The following are also all good choices for where a company could focus their attention: Artificial intelligence, third-party access risk and cloud services attacks, ransomware attacks, bank fraud, cyber insurance, and building security into technology design.

I understand there are those who believe that AI would be an obvious, first choice. Seems like an excellent selection but I’ll explain why I’ll stay with my zero-trust approach.

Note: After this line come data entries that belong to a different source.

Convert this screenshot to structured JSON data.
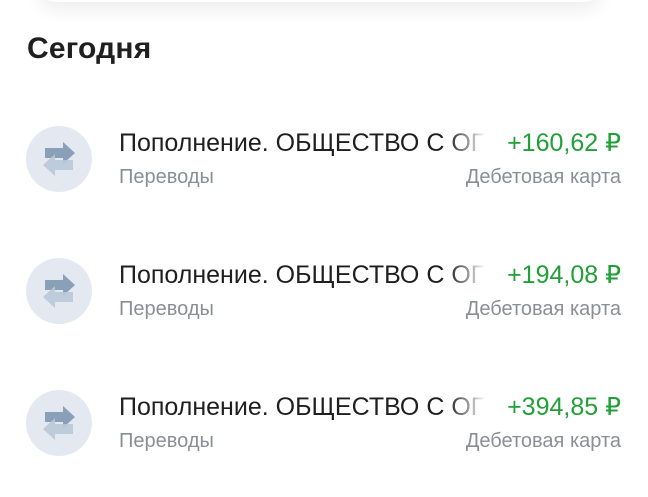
{
  "section": {
    "title": "Сегодня"
  },
  "transactions": [
    {
      "title": "Пополнение. ОБЩЕСТВО С ОГРАНИЧЕННОЙ ОТВЕТСТВЕННОСТЬЮ",
      "amount": "+160,62 ₽",
      "category": "Переводы",
      "account": "Дебетовая карта",
      "icon": "transfer-arrows-icon"
    },
    {
      "title": "Пополнение. ОБЩЕСТВО С ОГРАНИЧЕННОЙ ОТВЕТСТВЕННОСТЬЮ",
      "amount": "+194,08 ₽",
      "category": "Переводы",
      "account": "Дебетовая карта",
      "icon": "transfer-arrows-icon"
    },
    {
      "title": "Пополнение. ОБЩЕСТВО С ОГРАНИЧЕННОЙ ОТВЕТСТВЕННОСТЬЮ",
      "amount": "+394,85 ₽",
      "category": "Переводы",
      "account": "Дебетовая карта",
      "icon": "transfer-arrows-icon"
    }
  ],
  "colors": {
    "amount_positive": "#21a038",
    "secondary_text": "#8a8f97",
    "primary_text": "#1f1f1f",
    "icon_bg": "#e4e9f1",
    "icon_arrow_dark": "#8aa0b8",
    "icon_arrow_light": "#b9c8d8"
  }
}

The reasoning for this goes to the progress it takes to move forward from any point. If form follows function, then AI design must follow the existing state of things. As much as our imaginations can dream up fantastical ideas of the future, what we have now in our possession can do only so much. AI then is beholden to the available materials and numerical knowledge we possess. Our current understanding of how to use those materials, in turn, limits what we can do. The current memory storage space we have available in our hands today would have been unbelievable 50 years ago. But we didn’t get to terabyte level drives for home use without first designing and successfully using the floppy disk.

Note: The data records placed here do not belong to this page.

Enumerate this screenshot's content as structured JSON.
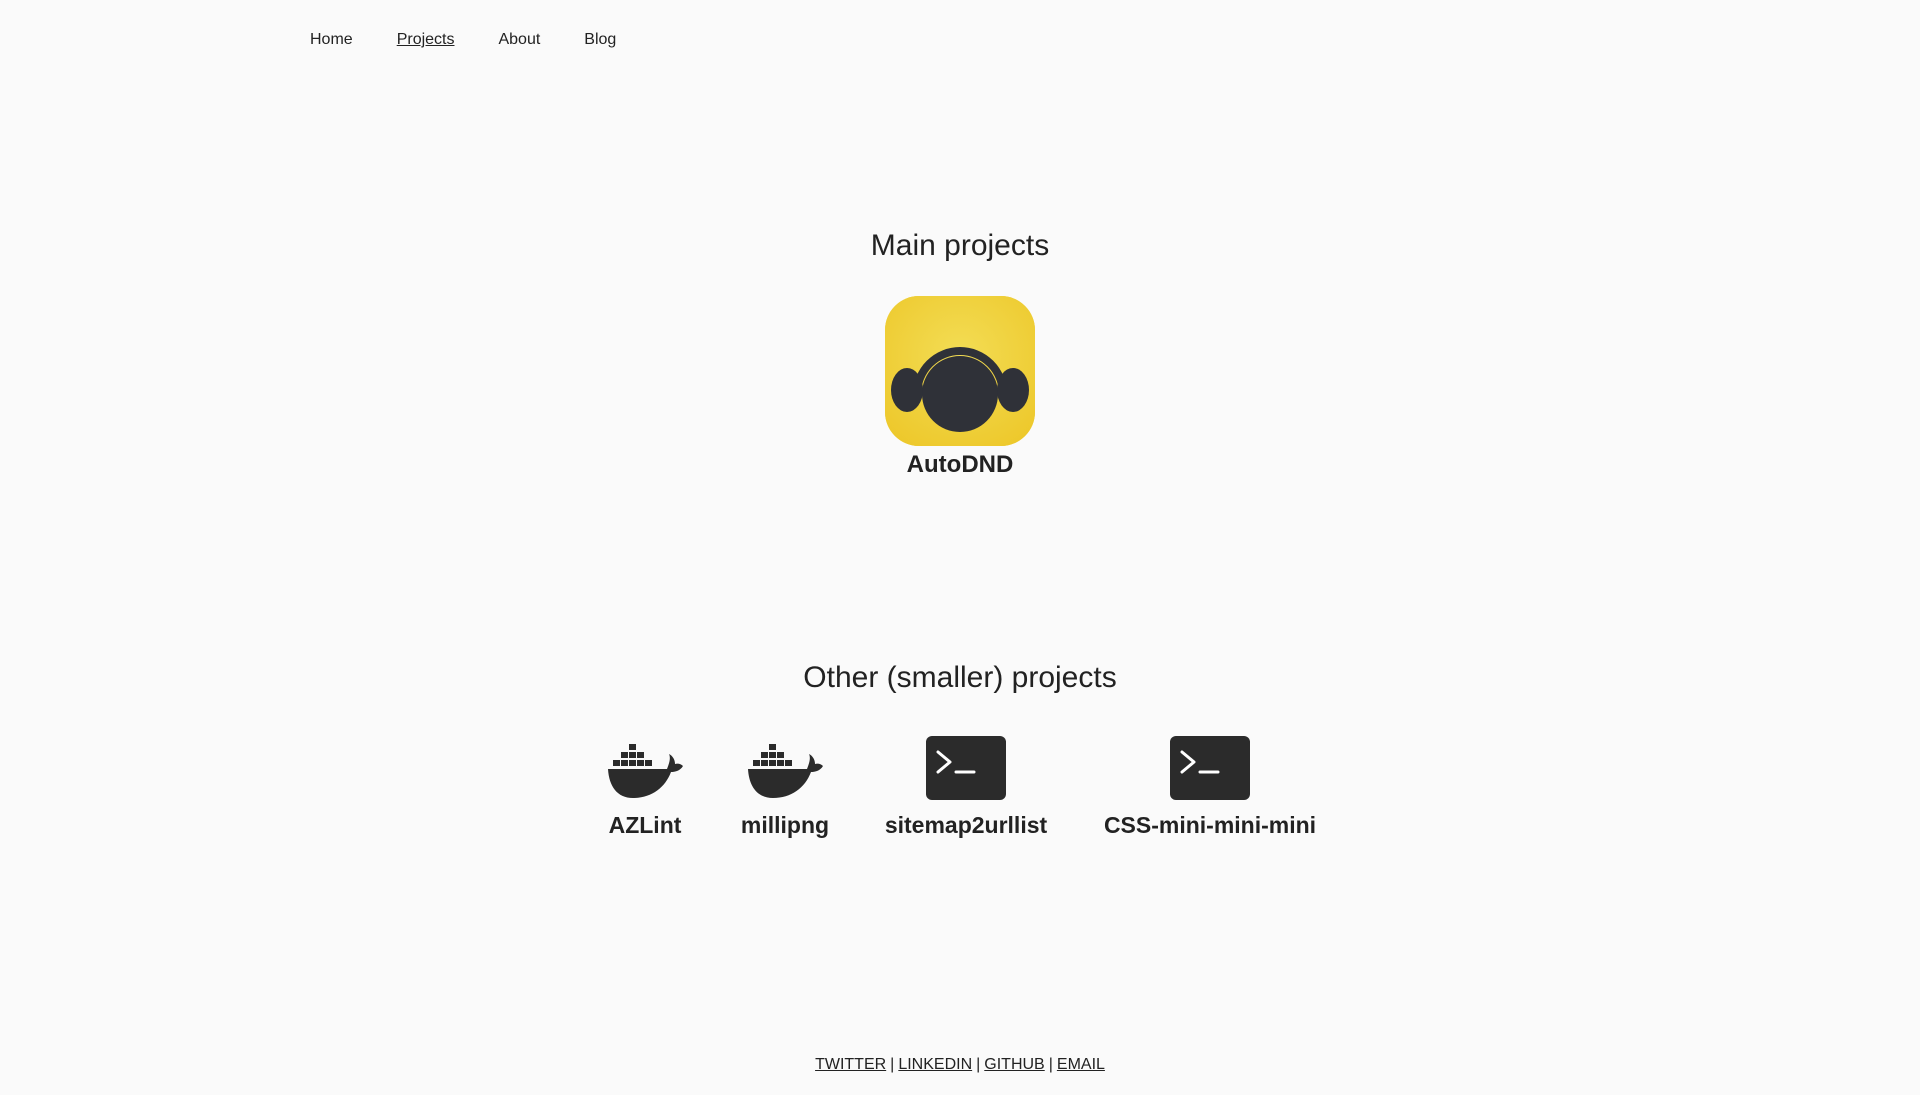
{
  "nav": {
    "items": [
      {
        "label": "Home",
        "current": false
      },
      {
        "label": "Projects",
        "current": true
      },
      {
        "label": "About",
        "current": false
      },
      {
        "label": "Blog",
        "current": false
      }
    ]
  },
  "main_section": {
    "title": "Main projects",
    "project": {
      "label": "AutoDND",
      "icon": "headphones-app-icon"
    }
  },
  "other_section": {
    "title": "Other (smaller) projects",
    "projects": [
      {
        "label": "AZLint",
        "icon": "docker-whale-icon"
      },
      {
        "label": "millipng",
        "icon": "docker-whale-icon"
      },
      {
        "label": "sitemap2urllist",
        "icon": "terminal-icon"
      },
      {
        "label": "CSS-mini-mini-mini",
        "icon": "terminal-icon"
      }
    ]
  },
  "footer": {
    "links": [
      "TWITTER",
      "LINKEDIN",
      "GITHUB",
      "EMAIL"
    ],
    "separator": "|"
  },
  "colors": {
    "background": "#fafafa",
    "text": "#222222",
    "app_icon_yellow": "#f0d43e",
    "icon_dark": "#2b2b2b"
  }
}
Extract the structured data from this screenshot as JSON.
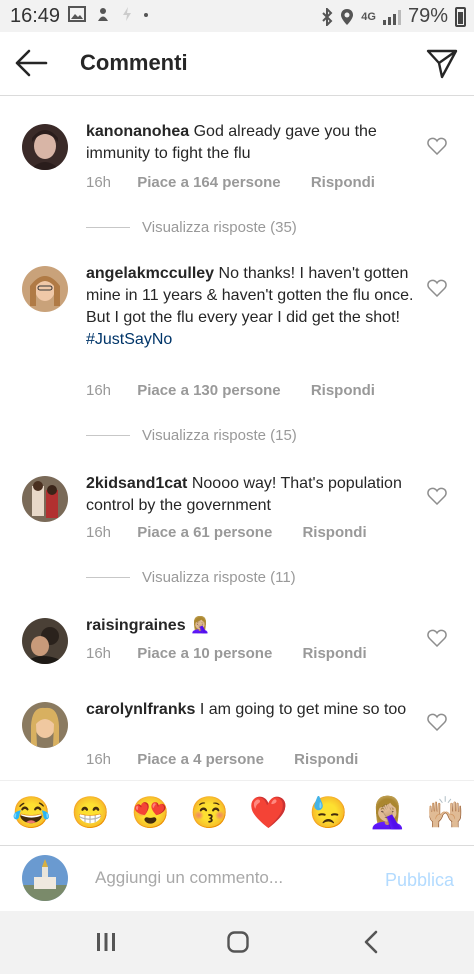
{
  "status_bar": {
    "time": "16:49",
    "network": "4G",
    "battery": "79%"
  },
  "header": {
    "title": "Commenti"
  },
  "comments": [
    {
      "username": "kanonanohea",
      "text": "God already gave you the immunity to fight the flu",
      "hashtag": "",
      "time": "16h",
      "likes": "Piace a 164 persone",
      "reply": "Rispondi",
      "view_replies": "Visualizza risposte (35)"
    },
    {
      "username": "angelakmcculley",
      "text": "No thanks! I haven't gotten mine in 11 years & haven't gotten the flu once. But I got the flu every year I did get the shot!",
      "hashtag": "#JustSayNo",
      "time": "16h",
      "likes": "Piace a 130 persone",
      "reply": "Rispondi",
      "view_replies": "Visualizza risposte (15)"
    },
    {
      "username": "2kidsand1cat",
      "text": "Noooo way!  That's population control by the government",
      "hashtag": "",
      "time": "16h",
      "likes": "Piace a 61 persone",
      "reply": "Rispondi",
      "view_replies": "Visualizza risposte (11)"
    },
    {
      "username": "raisingraines",
      "text": "🤦🏼‍♀️",
      "hashtag": "",
      "time": "16h",
      "likes": "Piace a 10 persone",
      "reply": "Rispondi",
      "view_replies": ""
    },
    {
      "username": "carolynlfranks",
      "text": "I am going to get mine so too",
      "hashtag": "",
      "time": "16h",
      "likes": "Piace a 4 persone",
      "reply": "Rispondi",
      "view_replies": ""
    }
  ],
  "emoji_bar": [
    "😂",
    "😁",
    "😍",
    "😚",
    "❤️",
    "😓",
    "🤦🏼‍♀️",
    "🙌🏼"
  ],
  "comment_input": {
    "placeholder": "Aggiungi un commento...",
    "publish_label": "Pubblica"
  },
  "colors": {
    "text": "#262626",
    "meta": "#999999",
    "hashtag": "#003569",
    "publish_disabled": "#b3dbff"
  }
}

The speed at which we develop our future artificial intelligence capabilities is gradual simply because things take time. They just do. We simply cannot move and develop AI fast enough to defend against our adversaries to take a commanding lead over their offensive capabilities.

Regarding the talent pool, the world is at a serious shortage of qualified, talented individuals to fill the necessary roles needed in the cybersecurity community. Various sources believe those unfilled roles number nearly two million in the United States alone for 2022 reaching 3.5 million by 2025. Outreach to high schools is more active than ever as companies aim to train young people for a satisfying career in cybersecurity. Had our attention on training the eager high school student been this aggressive 20 years ago, who can say where we would be today? Training new talent and providing ongoing training to existing talent can be expensive. In our online world, financially palatable options exist through virtual classes and programs. Training and educating the numbers of individuals needed to fill those open positions takes time. As with AI, time is not on our side when getting new talent up to speed.

Whichever direction companies take in 2022 to improve their security offensive and defensive capabilities, it’s a great sign there are an increasing number of trends written about in blogs and industry newsletters. Another reliable source of information is the podcast. Podcasts are also showing an increasing trend in not only availability but also listenership. These are excellent sources for gaining an understanding of the issues that face the cyber security profession today. Hearing CISO’s and others in the leadership chain discuss their approach to managing the things that keep them up at night is an excellent source of building your own understanding of all things cyber. Highly qualified and very experienced cyber security professionals lead most podcasts.

Now that is someplace where I can put my trust!